The saying goes that in life you can't avoid death and taxes.
Some rich and powerful people somehow find ways to not pay taxes but at some point, everybody dies.
Wendy Reilly would like to help as many people as possible manage a good death.
That's why the long-time registered nurse recently trained with well-known Kiama physician Dr Michael Barbato to become a death midwife.
Also known as a death doula, Ms Reilly assists in the dying process, much like a midwife or doula does with the birthing process.
As TAFE NSW's aged care head teacher, Ms Reilly is leading a course at Wollongong TAFE that aims to help locals open up a dialogue around death and help those caring for others at the end-of-life.
Midwifing Death - Life Around Death is a six-week short course starting on May 10 that includes two hours a week of online learning and a one-day face-to-face workshop, known as a "Death Café".
TAFE NSW was recently "gifted" the course by retired palliative care doctor and author of the book Caring for the Dying, Dr Michael Barbato, who ran a similar course himself for two decades.
"He has given us all his information, knowledge and wisdom to be able to share it," Ms Reilly said. "I actually also did a course personally so I could help people manage a good death."
She added while the subject matter could be confronting, the course aimed to arm students with practical skills and knowledge about end-of-life care.
"It's really about opening up the conversation around death and helping someone be a friend or a carer to a person who might be at the end-of-life," Ms Reilly said.
"It's designed for anyone who might have a connection with someone who is dying, whether it be family, friends or someone who volunteers at a palliative care unit.

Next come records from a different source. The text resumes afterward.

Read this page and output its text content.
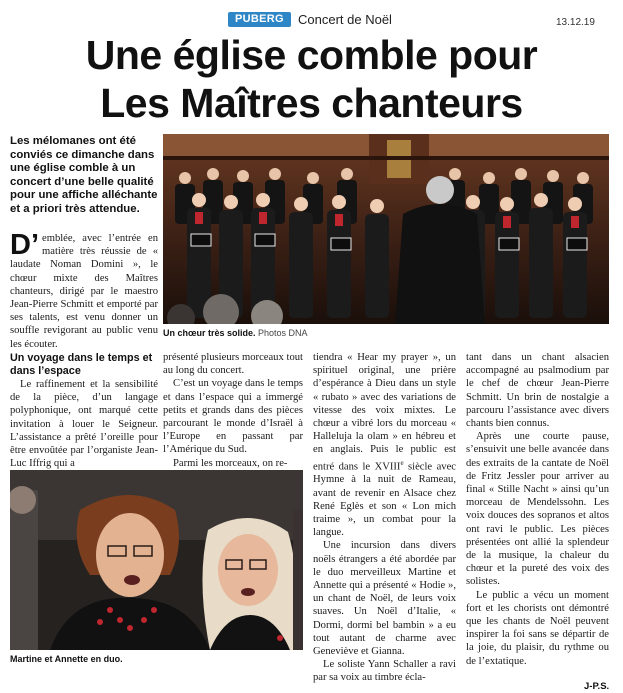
PUBERG	Concert de Noël	13.12.19
Une église comble pour
Les Maîtres chanteurs
Les mélomanes ont été conviés ce dimanche dans une église comble à un concert d’une belle qualité pour une affiche alléchante et a priori très attendue.

D’ emblée, avec l’entrée en matière très réussie de « laudate Noman Domini », le chœur mixte des Maîtres chanteurs, dirigé par le maestro Jean-Pierre Schmitt et emporté par ses talents, est venu donner un souffle revigorant au public venu les écouter.

Un chœur très solide. Photos DNA
Un voyage dans le temps et dans l’espace

Le raffinement et la sensibilité de la pièce, d’un langage polyphonique, ont marqué cette invitation à louer le Seigneur. L’assistance a prêté l’oreille pour être envoûtée par l’organiste Jean-Luc Iffrig qui a

présenté plusieurs morceaux tout au long du concert.

C’est un voyage dans le temps et dans l’espace qui a immergé petits et grands dans des pièces parcourant le monde d’Israël à l’Europe en passant par l’Amérique du Sud.

Parmi les morceaux, on re-

Martine et Annette en duo.

tiendra « Hear my prayer », un spirituel original, une prière d’espérance à Dieu dans un style « rubato » avec des variations de vitesse des voix mixtes. Le chœur a vibré lors du morceau « Halleluja la olam » en hébreu et en anglais. Puis le public est entré dans le XVIIIe siècle avec Hymne à la nuit de Rameau, avant de revenir en Alsace chez René Eglès et son « Lon mich traime », un combat pour la langue.

Une incursion dans divers noëls étrangers a été abordée par le duo merveilleux Martine et Annette qui a présenté « Hodie », un chant de Noël, de leurs voix suaves. Un Noël d’Italie, « Dormi, dormi bel bambin » a eu tout autant de charme avec Geneviève et Gianna.

Le soliste Yann Schaller a ravi par sa voix au timbre écla-

tant dans un chant alsacien accompagné au psalmodium par le chef de chœur Jean-Pierre Schmitt. Un brin de nostalgie a parcouru l’assistance avec divers chants bien connus.

Après une courte pause, s’ensuivit une belle avancée dans des extraits de la cantate de Noël de Fritz Jessler pour arriver au final « Stille Nacht » ainsi qu’un morceau de Mendelssohn. Les voix douces des sopranos et altos ont ravi le public. Les pièces présentées ont allié la splendeur de la musique, la chaleur du chœur et la pureté des voix des solistes.

Le public a vécu un moment fort et les chorists ont démontré que les chants de Noël peuvent inspirer la foi sans se départir de la joie, du plaisir, du rythme ou de l’extatique.

J-P.S.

"The truth is we are all going to die and it's healthy to be able to talk about it."
Ms Reilly said the course asked students to examine their own beliefs and values around death and what is meant by a "good death", as well as looking at the concept of "healing spaces".
Dr Barbato helped write the TAFE NSW course and said he hoped it would further empower locals to make decisions about end-of-life care for themselves and their loved ones.
"The aim is to encourage family to become more involved in caring for those living with a serious illness and not rely solely on professional care givers," Dr Barbato said.
"We have found that by providing people with knowledge and skills about end-of-life care, they are more comfortable advocating for themselves or family about how and where they die.
"TAFE is the ideal organisation to host this course as it will make it more accessible to people at the coalface."